The disorder isn’t sudden, but rather is considered as a diagnosis when the negative behavior lasts for 12+ months and dominates the player’s whole life — often to the detriment of a healthy diet and physical fitness.
“If players are avoiding other responsible behaviors, such as going to work, school or doing homework, then they’re starting to have a problem,” says Cleveland Clinic psychologist Scott Bea, PsyD. “And if relationships are suffering because of excessive gaming behaviors, this can be a sign of trouble.”
Why does gaming become addictive?
The addiction involved with video games isn’t the same as with alcohol or drug use, Dr. Bea says, in which the brain receives reinforcement every single time.
“In gambling and gaming addictions, the reward occurs on-and-off and it’s unpredictable,” he explains. “This keeps players actively seeking the good feeling that’s produced in the brain when they reach a new goal or successfully complete an objective.”
Video game developers understand a great deal about what’s called “schedules of reinforcement.” Many games, especially massively multiplayer online role-playing games (MMORPGs), are designed to make players repeat behaviors in the quest of that gaming high. With virtual societies, money to earn and even spouses to be had, the draw to stay connected can become irresistible.
Who is at risk?
Dr. Bea says individuals who are prone to other mental health conditions, such as anxiety and depression, may rely on gaming to produce changes in brain chemistry that make them feel good temporarily.

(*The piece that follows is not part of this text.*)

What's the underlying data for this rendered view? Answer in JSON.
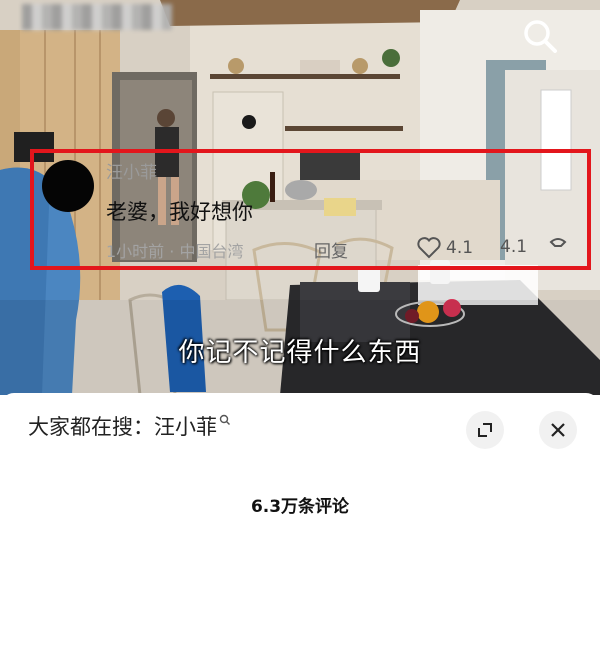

Those at highest risk are adolescents and young adults, who may have greater difficulty judging the negative effects of gaming behavior.
“It’s thought that around age 25, our brains are more completely developed,” Dr. Bea explains. “The last part of our brain to completely develop is designed to help us make good decisions, better predict the outcome of our behaviors, and gauge likely consequences more effectively.”
Still, he notes, just as with gambling disorders that involve the same type of addiction mechanism, gaming disorder can still occur at nearly any age.
What help is available?
Limit setting or, in some cases, complete abstinence from gaming, might be required to treat addiction, Dr. Bea says.
“Parents may need to help their children set firm time limits for gaming activities,” he says. “But if video games are severely impairing someone’s life, they may do better eliminating gaming activities altogether.
“Like other compulsive or addictive behaviors, it’s often hard for individuals who’ve had problems with a specific behavior to develop greater control over it.”
But is classifying ‘gaming disorder’ ultimately helpful?
Since addictive or compulsive behaviors, such as gaming, often mask other mental health conditions, Dr. Bea believes the new classification is actually a good thing.
“While these may be symptoms of other concerns, these symptoms need to be addressed actively,” he says, noting that mental health professionals will soon come to view other behaviors, such as excess use of social media, to be problematic as well.
“Proactively addressing the symptoms of gaming addiction may help individuals find their way to mental health providers who can offer accurate assistance for underlying or co-occurring conditions,” he says.